Results from the symptom scales indicated that our patients experienced most of their symptoms one month after SCT, at which point the highest mean values were registered for ‘change of taste’, ‘dry mouth’, ‘feeling cold more easily’ and men experienced most potency problems. However, only for ‘change of taste’ this change could be considered as large according to the SRM criteria suggested by Cohen [22]. Otherwise, the changes were moderate to small. Consistent with other studies on HRQOL after SCT [23], [25–27], our patients still experienced some degree of symptoms as long as one year after SCT. Also consistent with these studies, our results indicated that most patients seemed to reach an acceptable level of functioning during the first year after SCT and reported their QOL to be good or excellent. Nevertheless, when specifically assessed, some areas remain impaired, such as physical functioning [25], sexual problems [23] and fatigue [27].

The test-retest reliability between assessments at inclusion and baseline were very high for all scales and single items, indicating that perceived health status remained virtually unchanged during this period. Similar correlations were also computed between assessments at baseline and one month after transplantation when most changes in perceived problems and symptoms related to high-dose chemotherapy and SCT were hypothesised to occur. As expected, the correlations were considerably lower between these two assessments.

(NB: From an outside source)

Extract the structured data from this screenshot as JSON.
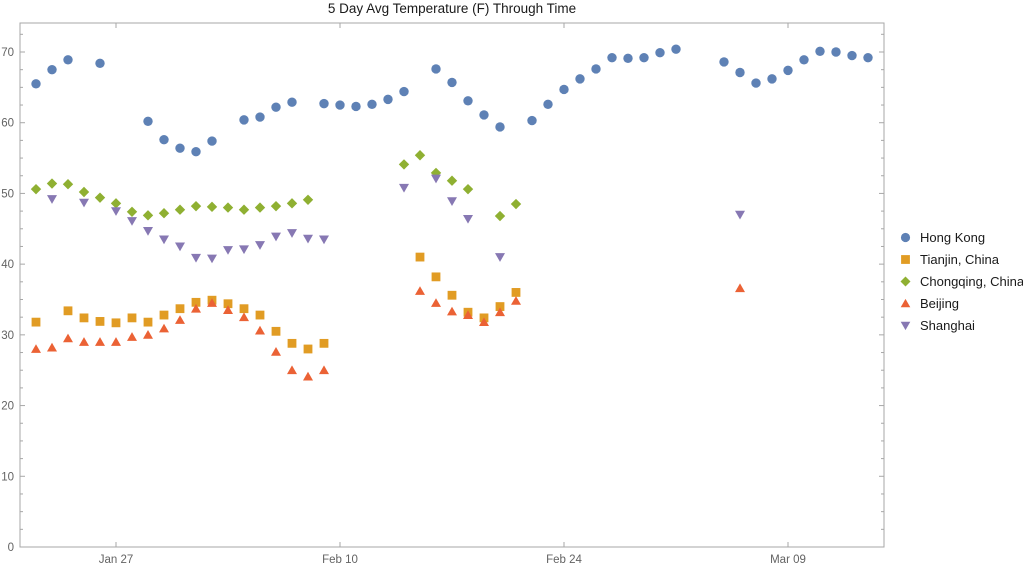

Despite considerable heterogeneity in the patient sample regarding diagnosis, disease status, chemotherapy regimens and source of stem cells, our SCT patients showed remarkably little variation in HRQOL and transplant-related problems. The ability of the HDC-19 to discriminate between subgroups in the known-groups comparisons was relatively poor, but the problems to find mutually exclusive groups should be noted. There are many factors that may influence the outcome for this group of patients and that the effect of a SCT is highly individual. However, lymphoma patients supposed to have more symptoms than myeloma patients depending on different conditioning regimens. Instead, multiple myeloma patients reported higher levels on ‘joint and muscle pain’ compared to the lymphoma patients. They also reported a more negative future health perspective. One plausible reason for this is that multiple myeloma patients know that they cannot be cured with SCT, but rather that the most they can hope for is a longer period of remission. Patients in PR were expected to have more symptoms and problems during the SCT period, but instead patients in CR reported significantly lower ‘sexual functioning’ and more ‘dry mouth’ and ‘change of taste’. We also compared patients receiving stem cells from related and unrelated donors because the latter are known to have a higher risk of GvHD and infections. The HDC-19 was not, however, able to discriminate between these groups. This could be due to the fact that the patients did not have GvHD or any symptoms of GvHD at this measurement point.

Supporting the clinical validity of the HDC-19 was, however, that most of the scales mirrored changes in EORTC QLQ-C30 global QOL item, except skin irritation and three single items (anxiety, sore mouth and sterility). This result lends support to the clinical validity of the HDC-19.

Conclusion

The results of this study give support to the validity of the HDC-19. The Swedish version of HDC-19 was found to be a reliable and valid HRQOL measure for patients receiving SCT after HDC, which indicates that it can be used to assess specific problems and symptoms related to SCT. This is one of the first studies to test the validity and reliability of HDC-19 in a larger group of patients receiving SCT after HDC. Additional studies are recommended to further evaluate the psychometric properties of the HDC-19 and possibly to also compare this ad hoc module with the EORTC HDC29 module, which is a continuation of HDC-19 extended with questions concerning body image, impact on family and in-patient issues. During the development (phase I–III), HDC-29 was tested in four countries and a larger sample was used compared to the development of the original HDC-19. However the final psychometric validation (Phase IV) is still ongoing and HDC29 is not yet an official EORTC module.